Hacker News new | ask | show | jobs
by swyx 741 days ago
> Wonder if this was a bit rushed out in response to Anthropic's release

too lazy to dig up source but some twitter sleuth found that the first commit to the project was 6 months ago

likely all these guys went to the same metaphorical SF bars, it was in the water

3 comments

> likely all these guys went to the same metaphorical SF bars, it was in the water

It also is coming from a long lineage of thought no? For instance, one of the things often thought early in an ML course is the notion that “early layers respond to/generate general information/patterns, and deeper layers respond to/generate more detailed/complex patterns/information.” That is obviously an overly broad and vague statement but it is a useful intuition and can be backed up by doing some various inspection of eg what maximally activates some convolution filters. So already there is a notion that there is some sort of spatial structure to how semantics are processed and represented in a neural network (even if in a totally different context, as in image processing mentioned above), where “spatial” here is used to refer to different regions of the network.
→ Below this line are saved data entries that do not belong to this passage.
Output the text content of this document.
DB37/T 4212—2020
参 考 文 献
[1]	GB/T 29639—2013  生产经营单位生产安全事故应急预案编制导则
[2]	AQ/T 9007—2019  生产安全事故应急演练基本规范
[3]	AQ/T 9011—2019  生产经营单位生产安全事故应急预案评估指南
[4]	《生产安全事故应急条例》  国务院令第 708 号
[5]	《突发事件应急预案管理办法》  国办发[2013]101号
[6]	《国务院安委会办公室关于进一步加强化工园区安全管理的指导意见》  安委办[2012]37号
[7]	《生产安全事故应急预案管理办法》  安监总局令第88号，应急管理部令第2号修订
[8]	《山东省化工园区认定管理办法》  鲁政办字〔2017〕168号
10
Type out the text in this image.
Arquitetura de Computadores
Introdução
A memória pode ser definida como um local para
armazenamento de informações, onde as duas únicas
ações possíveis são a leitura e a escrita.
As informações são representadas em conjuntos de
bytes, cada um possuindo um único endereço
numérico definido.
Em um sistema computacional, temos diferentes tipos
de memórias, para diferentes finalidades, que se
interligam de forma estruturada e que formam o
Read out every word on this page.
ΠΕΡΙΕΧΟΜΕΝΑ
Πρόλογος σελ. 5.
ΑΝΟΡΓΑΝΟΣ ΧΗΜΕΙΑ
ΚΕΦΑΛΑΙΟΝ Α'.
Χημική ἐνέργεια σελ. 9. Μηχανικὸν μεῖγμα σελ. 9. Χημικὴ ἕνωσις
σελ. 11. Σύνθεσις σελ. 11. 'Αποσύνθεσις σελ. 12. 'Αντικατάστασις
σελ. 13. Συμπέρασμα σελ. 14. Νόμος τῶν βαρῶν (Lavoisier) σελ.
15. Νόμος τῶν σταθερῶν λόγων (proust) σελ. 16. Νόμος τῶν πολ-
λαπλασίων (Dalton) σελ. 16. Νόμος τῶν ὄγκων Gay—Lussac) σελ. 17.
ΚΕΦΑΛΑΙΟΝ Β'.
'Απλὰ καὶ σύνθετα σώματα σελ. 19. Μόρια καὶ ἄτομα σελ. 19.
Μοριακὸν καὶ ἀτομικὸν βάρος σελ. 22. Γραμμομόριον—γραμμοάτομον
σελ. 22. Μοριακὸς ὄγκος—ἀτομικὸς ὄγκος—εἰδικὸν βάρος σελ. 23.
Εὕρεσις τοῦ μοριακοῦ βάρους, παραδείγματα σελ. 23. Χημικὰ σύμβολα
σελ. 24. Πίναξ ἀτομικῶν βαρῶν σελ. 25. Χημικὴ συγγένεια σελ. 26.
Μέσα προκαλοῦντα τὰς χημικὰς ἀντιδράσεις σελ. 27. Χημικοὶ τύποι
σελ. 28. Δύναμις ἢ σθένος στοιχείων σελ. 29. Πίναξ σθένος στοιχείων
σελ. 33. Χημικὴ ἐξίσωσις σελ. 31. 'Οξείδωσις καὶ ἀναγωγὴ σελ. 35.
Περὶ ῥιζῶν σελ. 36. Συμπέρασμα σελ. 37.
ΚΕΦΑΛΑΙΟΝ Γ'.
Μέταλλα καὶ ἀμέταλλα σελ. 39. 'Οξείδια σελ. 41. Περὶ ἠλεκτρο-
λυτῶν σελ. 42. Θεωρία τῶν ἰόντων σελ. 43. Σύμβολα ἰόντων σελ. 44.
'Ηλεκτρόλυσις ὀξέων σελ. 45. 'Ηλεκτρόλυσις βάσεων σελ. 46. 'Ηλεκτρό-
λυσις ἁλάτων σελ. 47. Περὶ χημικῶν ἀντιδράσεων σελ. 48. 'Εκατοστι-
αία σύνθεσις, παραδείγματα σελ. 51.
Even more simply, in fact as simple as you can get: with linear regression, the most interpretable model you can get- you have a clear notion that different parameter groups of the model respond to different “concepts” (where a concept is taken to be whatever the variables associated with a given subset of coefficients represent).

In some sense, at least in a high-level/intuitive reading of the new research coming out of Anthropic and OpenAI, I think the current research is just a natural extension of these ideas, albeit in a much more complicated context and massive scale.

Somebody else, please correct me if you think my reading is incorrect!!

This project has been in the works for about a year. The initial commit to the public repo was not really closely related to this project, it was part of the release of the Transformer debugger, and the repo was just reused for this release.
ha thank you Leo; i myself felt uneasy pointing out commit date based evidence and you just proved why.

mild followup question: any alpha to be gained from training the same SAEs on two different generations of GPT4, eg GPT4 on march 2023 vs june 2023 vintage, whatever is most architecturally comparable, and diffing them. what would be your priors on what you’d find?

It’s hard to believe it was written overnight.. this seems more like a public stable dump of what they’ve been working on without saying when they started. Some clues could come from looking at when all the deps it uses were released. They’re also calling this version 0.1.67, though I’m not sure that means anything either.